Kosoto gari is a small reap applied to uke’s foot at the moment uke is stepping forward or backward. Timing is essential in this throw, along with good kuzushi so that uke’s posture is captured and he is unable to escape.
Ouchi gaeshi is a counter throw applied when uke is attacking with ouchi gari. There are several ways to apply the throw in different directions. The most basic and common method is explained here.
Osoto gaeshi is a counter throw to the always popular osoto gari attack. It is deceptively simple and is an important throw to learn early, maybe as your first counter throw. It is common to face weak osoto gari attacks when you are new and osoto gaeshi can be used to turn such attacks to your advantage. Knowledge of osoto gaeshi prevents your attacker from performing osoto gari without complete control because the position will be reversed and the attacker will be thrown instead.
Hiza guruma is the second throw in the standard teaching syllabus (gokyo no waza) of Kodokan Judo. It was a favorite throw of Dutchman Anton Geesink who was the first non-Japanese judo competitor to win the World Championships (1961) and Olympic Gold Medal (1964).
Kosoto gake is similar to kosoto gari, but is usually applied when uke has more weight on the foot you are attacking so it is not easy to reap the foot out. After hooking his leg, you can either lift uke and scoop the leg out or trap his leg and lean on him until he falls.
The basic principle in sukui nage is to use your hands to scoop uke’s legs out from under him as you rotate his upper body to the ground. The classic version described here is well suited for self-defense, but there are newer versions that are used in competition and randori. One such application is sometimes called te guruma but is classified as sukui nage by the Kodokan.
Ippon seoinage is a version of seoinage that was first recognized by the Kodokan as a distinct throw in 1997 after a review by the Kodokan Waza Research Institute. It conforms to the basic principle of seoinage – to load uke onto your back and throw him or her over the shoulder – but differs in application because of the position of the hands, both controlling one side of uke. Ippon seoinage is included in the first group of throws of the nage no kata where it is used to defend against a blow to the head. It is a very effective throw for self-defense since it can be performed without a judogi, but it is also quite popular in free practice and competition.
Obi otoshi is very similar to sukuinage (scooping throw) in the foot position and the direction of the throw. The difference is in the hand position. One hand grabs the front of the belt in obi otoshi, instead of both hands grabbing the legs of uke. Because grabbing the belt is restricted under competition rules and grabbing the front of the belt gives away your intentions, there are seldom opportunities to apply this throw.
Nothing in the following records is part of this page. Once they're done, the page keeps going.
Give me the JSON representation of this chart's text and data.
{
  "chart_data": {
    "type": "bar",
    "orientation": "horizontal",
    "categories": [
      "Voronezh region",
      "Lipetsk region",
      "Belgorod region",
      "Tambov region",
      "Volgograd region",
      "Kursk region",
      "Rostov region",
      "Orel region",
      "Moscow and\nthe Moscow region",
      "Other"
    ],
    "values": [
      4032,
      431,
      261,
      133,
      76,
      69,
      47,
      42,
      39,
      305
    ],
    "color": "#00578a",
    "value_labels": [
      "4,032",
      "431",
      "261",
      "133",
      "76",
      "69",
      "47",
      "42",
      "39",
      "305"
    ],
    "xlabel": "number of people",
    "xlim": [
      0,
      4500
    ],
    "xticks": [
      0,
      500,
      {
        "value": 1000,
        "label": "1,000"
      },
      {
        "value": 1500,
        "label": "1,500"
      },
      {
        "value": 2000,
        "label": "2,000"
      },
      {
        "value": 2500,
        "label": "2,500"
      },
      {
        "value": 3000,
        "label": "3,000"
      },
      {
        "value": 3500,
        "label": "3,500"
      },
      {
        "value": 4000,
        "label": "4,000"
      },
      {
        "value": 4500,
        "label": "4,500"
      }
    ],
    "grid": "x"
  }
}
Morote gari is a hand throw that involves grabbing both of your partner’s legs and reaping them out. It has been officially recognized by the Kodokan as a judo throw since 1982 and had been used in competition for years, but under current IJF competition rules (as of 2014) this technique is no longer permitted. It is called a double leg takedown in wrestling.
Tai otoshi is a hand throw that should generate a lot of power with very little contact. It can create one of the hardest falls in judo, yet it relies on timing and kuzushi rather than lifting. The power comes from a fast rotating action that drives uke right into the mat. It is a very common throw, but one which must be studied thoroughly to have any chance of using it successfully on a resisting opponent.